(Leila Neverland)
Leila Naderi, better known by her evocative stage name Leila Neverland, has been crafting lush, cinematic soundscapes and bending genre lines since 2009.
Leila’s work is as much a journey as it is a performance. Her music fuses classical training with raw emotionality, shaped by life’s twists, losses, and revelations. “I started writing music because I was angry,” she recalls. “I was an angry teenager. My dad was diagnosed with Parkinson’s when I was 12. We moved from Toronto to Texas, and I hated it. Writing became a way to journal, to process.”
That emotional authenticity still echoes in her music. “If someone were to listen to my songs from beginning to now,” she says, “they’d get a pretty real, poetic interpretation of my journey.”
In 2012, Leila mounted a major interdisciplinary project, writing music for an original play built with her community. It was her first big launch, blending theatre, music, and collaboration. These values have continued to define her creative process.

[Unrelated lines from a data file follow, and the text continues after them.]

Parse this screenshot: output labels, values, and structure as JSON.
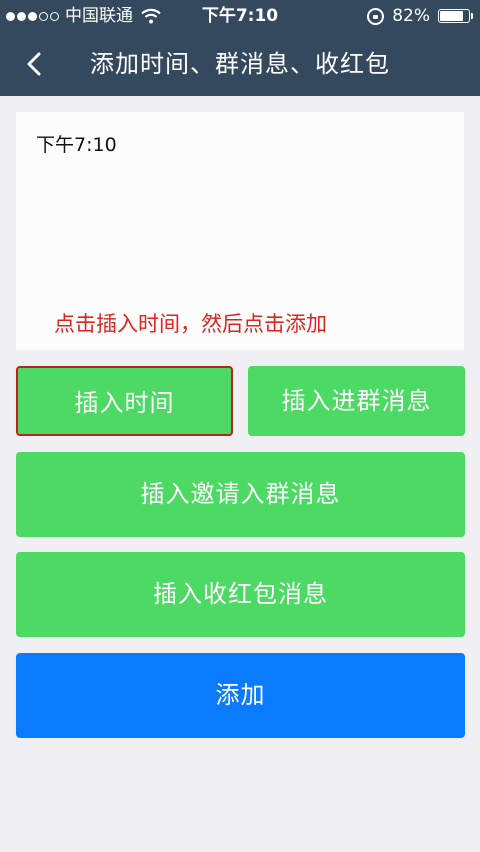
{
  "status_bar": {
    "carrier": "中国联通",
    "time": "下午7:10",
    "battery_percent": "82%",
    "battery_level": 0.82
  },
  "nav": {
    "title": "添加时间、群消息、收红包"
  },
  "preview": {
    "text": "下午7:10",
    "hint": "点击插入时间，然后点击添加"
  },
  "buttons": {
    "insert_time": "插入时间",
    "insert_join": "插入进群消息",
    "insert_invite": "插入邀请入群消息",
    "insert_redpacket": "插入收红包消息",
    "add": "添加"
  },
  "colors": {
    "nav_bg": "#34495e",
    "green": "#4cd964",
    "blue": "#0a7bfd",
    "hint_red": "#e0241b"
  }
}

“I do all the writing and arranging, but I love showing up in communities and hiring local artists,” she says. “It brings the economy to that space. I travel with Neil, he drums, and then add others: cello, strings, horns. Whatever the vibe calls for.”

(Leila Neverland)
The pandemic catalyzed another evolution. With live gigs on hold, Leila taught herself how to notate music. “I was classically trained, but I’d never taken the exact notes I was hearing and put them on paper.” After 18 months of workshopping, she emerged with a nine-song live album arranged for an eight-piece band. “It was liberating,” she says. “To take the sounds in my head, write them down, and hear them come alive through other people. That’s wild.”
Releasing that album in 2023 marked a turning point. “I finally had the charts to bring in musicians anywhere. I played Kaslo Jazz Festival. That was an eight-year dream.”

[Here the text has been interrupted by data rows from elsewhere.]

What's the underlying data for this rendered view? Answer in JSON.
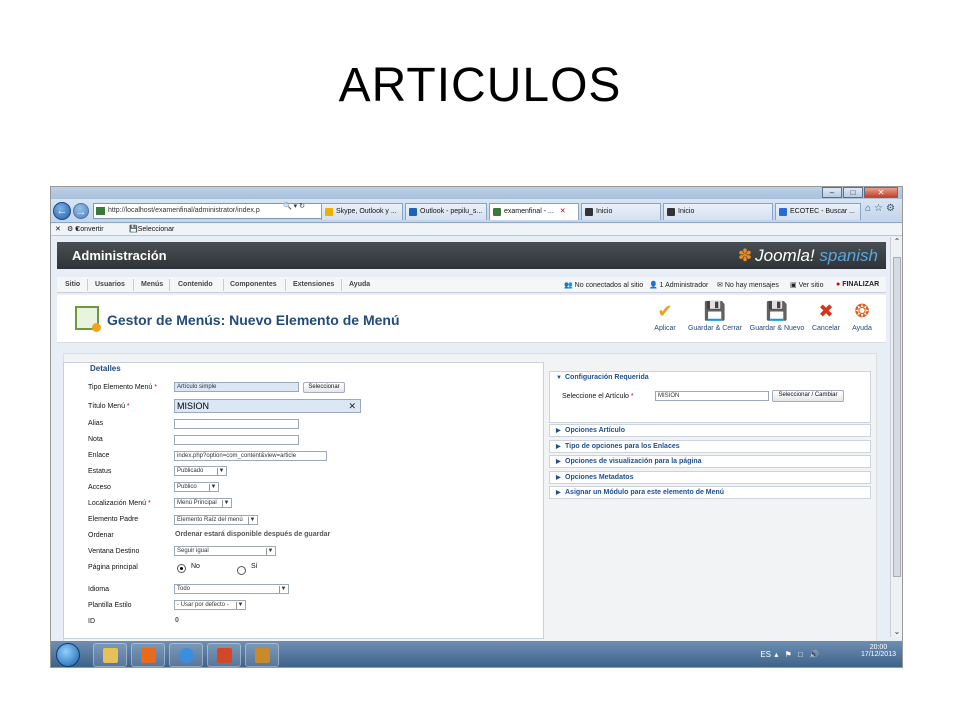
{
  "slide_title": "ARTICULOS",
  "browser": {
    "address": "http://localhost/examenfinal/administrator/index.p",
    "tabs": [
      "Skype, Outlook y ...",
      "Outlook - pepilu_s...",
      "examenfinal - ...",
      "Inicio",
      "Inicio",
      "ECOTEC - Buscar ..."
    ],
    "fav_convert": "Convertir",
    "fav_select": "Seleccionar"
  },
  "joomla": {
    "admin_title": "Administración",
    "logo_text": "Joomla!",
    "logo_suffix": "spanish",
    "menu": [
      "Sitio",
      "Usuarios",
      "Menús",
      "Contenido",
      "Componentes",
      "Extensiones",
      "Ayuda"
    ],
    "status": {
      "not_connected": "No conectados al sitio",
      "admin": "1 Administrador",
      "messages": "No hay mensajes",
      "view_site": "Ver sitio",
      "finish": "FINALIZAR"
    },
    "page_title": "Gestor de Menús: Nuevo Elemento de Menú",
    "toolbar": {
      "apply": "Aplicar",
      "save_close": "Guardar & Cerrar",
      "save_new": "Guardar & Nuevo",
      "cancel": "Cancelar",
      "help": "Ayuda"
    }
  },
  "details": {
    "legend": "Detalles",
    "type_label": "Tipo Elemento Menú",
    "type_value": "Artículo simple",
    "type_button": "Seleccionar",
    "title_label": "Título Menú",
    "title_value": "MISION",
    "alias_label": "Alias",
    "note_label": "Nota",
    "link_label": "Enlace",
    "link_value": "index.php?option=com_content&view=article",
    "status_label": "Estatus",
    "status_value": "Publicado",
    "access_label": "Acceso",
    "access_value": "Publico",
    "location_label": "Localización Menú",
    "location_value": "Menú Principal",
    "parent_label": "Elemento Padre",
    "parent_value": "Elemento Raíz del menú",
    "order_label": "Ordenar",
    "order_value": "Ordenar estará disponible después de guardar",
    "target_label": "Ventana Destino",
    "target_value": "Seguir igual",
    "home_label": "Página principal",
    "home_no": "No",
    "home_yes": "Sí",
    "lang_label": "Idioma",
    "lang_value": "Todo",
    "style_label": "Plantilla Estilo",
    "style_value": "- Usar por defecto -",
    "id_label": "ID",
    "id_value": "0",
    "required_star": "*"
  },
  "side_panels": {
    "required_title": "Configuración Requerida",
    "select_article_label": "Seleccione el Artículo",
    "select_article_value": "MISION",
    "select_article_button": "Seleccionar / Cambiar",
    "items": [
      "Opciones Artículo",
      "Tipo de opciones para los Enlaces",
      "Opciones de visualización para la página",
      "Opciones Metadatos",
      "Asignar un Módulo para este elemento de Menú"
    ]
  },
  "taskbar": {
    "lang": "ES",
    "time": "20:00",
    "date": "17/12/2013"
  }
}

But the road hasn’t been smooth. Injuries, rebranding, and financial hardship have tested her resilience. “During the pandemic, I lost $37,000 in eight days. I was a single mom with two kids, sitting in the backyard with my ukulele wondering, ‘What the f— am I doing?’” Then came a devastating elbow injury on a farm job that left her with nerve damage in her piano hand. “I cried a lot. I thought I’d never play again.”

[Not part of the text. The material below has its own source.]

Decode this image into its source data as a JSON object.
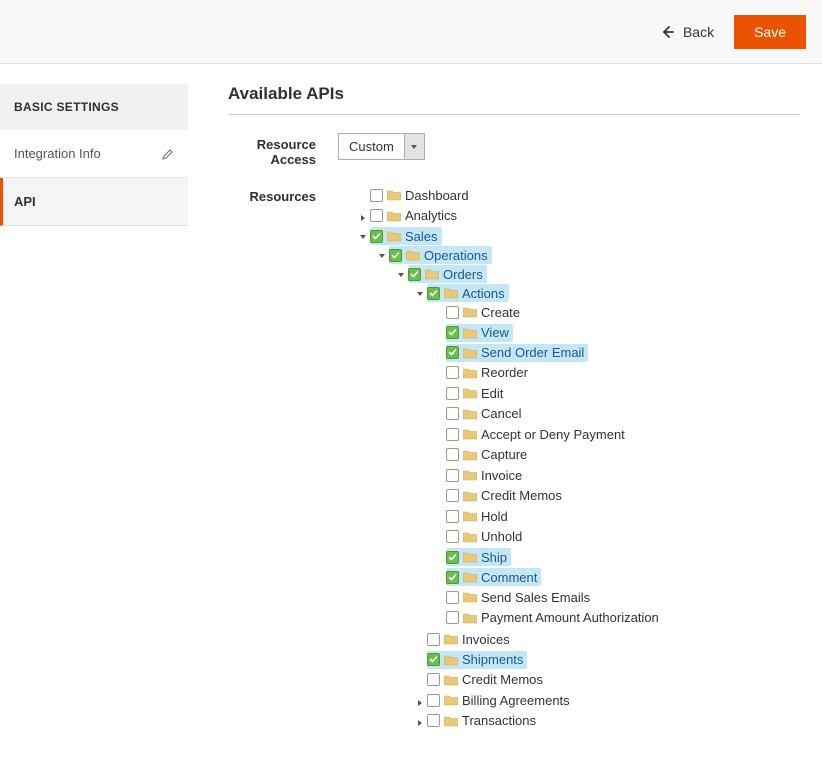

And just this year, Spotify falsely accused her of streaming fraud and took down her EP, including her song Edge of the World. Two months later, they sent her a plaque celebrating 20,000 streams. “It was ridiculous,” she says, “but it reminded me: I’m not here for hustle culture or algorithms. I’m here for a real connection. I’m here for live music.”
This ethos pulses through her newest endeavour: a forthcoming album recorded at Lightmachine Records in Vancouver, mastered by Grammy-winning legend Harry Weinberg. It’s her first major studio release, due in 2026. In the meantime, Leila’s exploring a hybrid of music, theatre, and visual art through her Dreamscape Cabaret, a monthly experimental performance space for women and avant-garde creators. “I do a ten-minute piece every show, exploring what this album’s live experience will become. It scares the shit out of me, and I love it.”
She’s also directing a 150-person rock choir in Kelowna, thanks to Nick La Riviere of The Paperboys. “I get to arrange one of my own songs for four-part harmony. That’s a dream come true.”
Ultimately, Leila’s ambition is clear: “I want to create live cinema. Big tours with choirs, orchestras, projection art, and soundscapes. All of it. Beautiful, giant pieces of art.”
When asked what music is, Leila reflects: “Music is the translation of the intangible. It starts with silence, and it invites co-creation. It’s how artists pull tendrils from that silent space and bring them into the world.”